Of course, lithium is the most prevalent as of now, and may remain so for the next 4-5 years. “But I’m sure other cell chemistries will soon pick up. We have to understand that the use of lithium has increased since 2016 and hence mining of lithium, in terms of reserves, etc, is being explored only now,” said Kant.
India’s trajectory of transition to clean mobility is different from its peers in the West, Kant said. Not only India’s EV transition is being led by two and three wheelers, but also by the push towards renewable power and fiscal incentives such as Faster Adoption and Manufacturing of Electric (FAME) II and production-linked incentives (PLIs).
“India is already the number one manufacturer and market for two and three wheelers in the world and, hence, this presents us the opportunity to lead in the EV segment too,” he said.
In the last two years, several start-ups have flourished and more than $3.5 billion were pumped into the EV sector during January-July 2021. A report by the Council on Energy, Environment and Water (CEEW) has pegged the EV market in India at $206 billion by 2030.
The big EV rush
In addition to start-ups, traditional vehicle manufacturers have planned heavy investments into the EV sector. Companies such as Hero MotoCorp, Bajaj and TVS have big plans to invest in the EV space. “Further, we are seeing an overwhelming interest in battery PLI. This will give a big impetus to cell manufacturing in India and will also bring down the cost at par with international prices,” Kant said.
India is among the few countries that support the global EV30@30 campaign, which targets at least 30 percent new vehicle sales to be electric by 2030. The government has lined up series of policy initiatives such as the Faster Adoption and Manufacturing of Electric (FAME) subsidy programme to create an enabling environment.
Most states have implemented complementary policy initiatives to provide further support to e-vehicle uptake. “With all these efforts, I’m confident that India will continue to be a world leader in 2w/3w market for EVs and also EV parts manufacturing,” Kant said.
There is also a sustained effort to develop EV infrastructure in the country, especially for charging points.
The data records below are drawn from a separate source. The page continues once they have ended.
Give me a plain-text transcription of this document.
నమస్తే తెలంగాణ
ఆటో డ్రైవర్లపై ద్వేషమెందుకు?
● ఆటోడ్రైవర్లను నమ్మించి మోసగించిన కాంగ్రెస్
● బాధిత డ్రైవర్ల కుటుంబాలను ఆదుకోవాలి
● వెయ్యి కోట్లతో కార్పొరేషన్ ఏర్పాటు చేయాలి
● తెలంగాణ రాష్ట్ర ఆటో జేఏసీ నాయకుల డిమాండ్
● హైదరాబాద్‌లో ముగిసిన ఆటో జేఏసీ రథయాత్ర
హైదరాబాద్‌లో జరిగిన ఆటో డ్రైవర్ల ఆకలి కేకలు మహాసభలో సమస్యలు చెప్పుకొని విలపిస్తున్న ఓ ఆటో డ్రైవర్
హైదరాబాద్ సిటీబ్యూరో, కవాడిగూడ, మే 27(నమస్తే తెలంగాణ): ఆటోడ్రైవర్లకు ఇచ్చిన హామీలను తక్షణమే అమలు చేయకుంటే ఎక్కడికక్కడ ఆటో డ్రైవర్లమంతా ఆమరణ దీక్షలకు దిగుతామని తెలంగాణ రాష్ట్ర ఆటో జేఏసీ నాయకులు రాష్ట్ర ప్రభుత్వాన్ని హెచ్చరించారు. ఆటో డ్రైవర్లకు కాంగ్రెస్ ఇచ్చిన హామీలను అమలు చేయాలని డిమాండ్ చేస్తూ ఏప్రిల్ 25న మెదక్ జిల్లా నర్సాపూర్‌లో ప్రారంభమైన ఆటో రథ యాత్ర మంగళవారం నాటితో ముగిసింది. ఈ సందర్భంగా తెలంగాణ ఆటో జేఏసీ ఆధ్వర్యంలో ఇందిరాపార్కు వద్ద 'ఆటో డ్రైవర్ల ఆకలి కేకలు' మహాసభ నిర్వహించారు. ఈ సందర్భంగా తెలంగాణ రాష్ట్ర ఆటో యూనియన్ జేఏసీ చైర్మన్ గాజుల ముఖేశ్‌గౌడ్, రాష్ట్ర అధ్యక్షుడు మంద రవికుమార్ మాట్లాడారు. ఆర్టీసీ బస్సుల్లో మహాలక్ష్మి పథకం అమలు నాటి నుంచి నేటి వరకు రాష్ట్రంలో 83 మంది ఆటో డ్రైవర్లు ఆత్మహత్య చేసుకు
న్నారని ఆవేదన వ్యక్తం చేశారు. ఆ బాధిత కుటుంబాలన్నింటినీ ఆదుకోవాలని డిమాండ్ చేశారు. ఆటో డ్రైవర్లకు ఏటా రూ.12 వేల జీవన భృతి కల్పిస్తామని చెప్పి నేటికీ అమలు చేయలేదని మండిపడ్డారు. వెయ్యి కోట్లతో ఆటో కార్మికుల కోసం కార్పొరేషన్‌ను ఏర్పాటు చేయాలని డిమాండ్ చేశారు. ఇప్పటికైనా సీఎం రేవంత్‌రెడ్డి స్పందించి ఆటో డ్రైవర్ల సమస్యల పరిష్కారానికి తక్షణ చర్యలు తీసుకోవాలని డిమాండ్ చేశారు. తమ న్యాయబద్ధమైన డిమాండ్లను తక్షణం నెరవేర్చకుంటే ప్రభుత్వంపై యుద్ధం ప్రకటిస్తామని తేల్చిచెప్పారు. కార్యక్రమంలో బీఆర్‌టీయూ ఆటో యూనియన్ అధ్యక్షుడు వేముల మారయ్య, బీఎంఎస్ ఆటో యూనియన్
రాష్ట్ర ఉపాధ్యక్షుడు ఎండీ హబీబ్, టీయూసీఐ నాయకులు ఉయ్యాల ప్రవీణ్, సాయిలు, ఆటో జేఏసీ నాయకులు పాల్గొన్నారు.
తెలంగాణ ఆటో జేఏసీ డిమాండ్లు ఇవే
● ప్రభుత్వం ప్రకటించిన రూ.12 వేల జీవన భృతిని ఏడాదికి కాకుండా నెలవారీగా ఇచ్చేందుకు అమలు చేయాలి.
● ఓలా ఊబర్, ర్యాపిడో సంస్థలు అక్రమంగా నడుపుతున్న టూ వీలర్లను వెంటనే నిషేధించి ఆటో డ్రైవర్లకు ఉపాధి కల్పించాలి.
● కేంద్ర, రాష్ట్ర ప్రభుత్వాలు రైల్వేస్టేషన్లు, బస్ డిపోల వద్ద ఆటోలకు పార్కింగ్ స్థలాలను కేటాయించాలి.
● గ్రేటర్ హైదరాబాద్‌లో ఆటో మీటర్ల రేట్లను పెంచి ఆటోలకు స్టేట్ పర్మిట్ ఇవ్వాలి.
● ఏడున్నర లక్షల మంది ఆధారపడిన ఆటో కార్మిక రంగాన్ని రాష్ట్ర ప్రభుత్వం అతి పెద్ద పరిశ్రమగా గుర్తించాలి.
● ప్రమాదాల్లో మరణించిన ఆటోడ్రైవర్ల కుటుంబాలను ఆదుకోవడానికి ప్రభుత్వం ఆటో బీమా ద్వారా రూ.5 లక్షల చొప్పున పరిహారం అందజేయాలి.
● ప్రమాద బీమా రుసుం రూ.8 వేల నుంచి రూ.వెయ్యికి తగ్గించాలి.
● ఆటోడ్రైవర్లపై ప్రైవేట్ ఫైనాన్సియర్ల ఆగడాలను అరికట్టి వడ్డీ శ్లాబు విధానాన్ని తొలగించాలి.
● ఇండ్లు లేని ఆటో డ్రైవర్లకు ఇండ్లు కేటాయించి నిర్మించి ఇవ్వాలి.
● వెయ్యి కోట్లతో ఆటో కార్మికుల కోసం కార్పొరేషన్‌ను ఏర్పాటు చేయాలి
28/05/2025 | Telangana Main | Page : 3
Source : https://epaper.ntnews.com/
Disruptive business models such as BaaS (battery as a service) and EaaS (energy as a service), along with charging points at malls, visitor parking and vehicle parking areas at metro stations, public parking points and railway stations, together with mini battery swapping stations within local shops will help in promulgation of EV infrastructure across the country, according to Kant.
FAME II has an outlay of Rs 1,000 crore for developing charging infrastructure and recently OMCs had come out with EOIs for almost 22,000 fast charging points at their retail bunks.
For public e-buses, creation of infrastructure in depots on a requirement basis has been implemented as per FAME II guidelines. There is also a plan for putting up fast-charging points at every 100km on major highways and expressways in nine cities with over four million population and one slow charging point at every 25km on both sides of highways.
There is also a concerted attempted to keep the costs of EV products under control. From a fiscal perspective, both the supply and demand sides have been catered to. Supply-side ACC (advanced chemistry cell) PLI and auto PLI (combined around $5.7 billion) have ensured localisation and cost affordability of cells and advanced auto parts for EVs, whereas remodelled FAME II has ensured upfront cost reduction of EVs with increased incentives.
According to Kant, the impetus is on MADE (mobility as a service), automated, digital and electronic solutions as a whole, so that benefits reach the last available person and their mobility needs are taken care of through cleaner modes.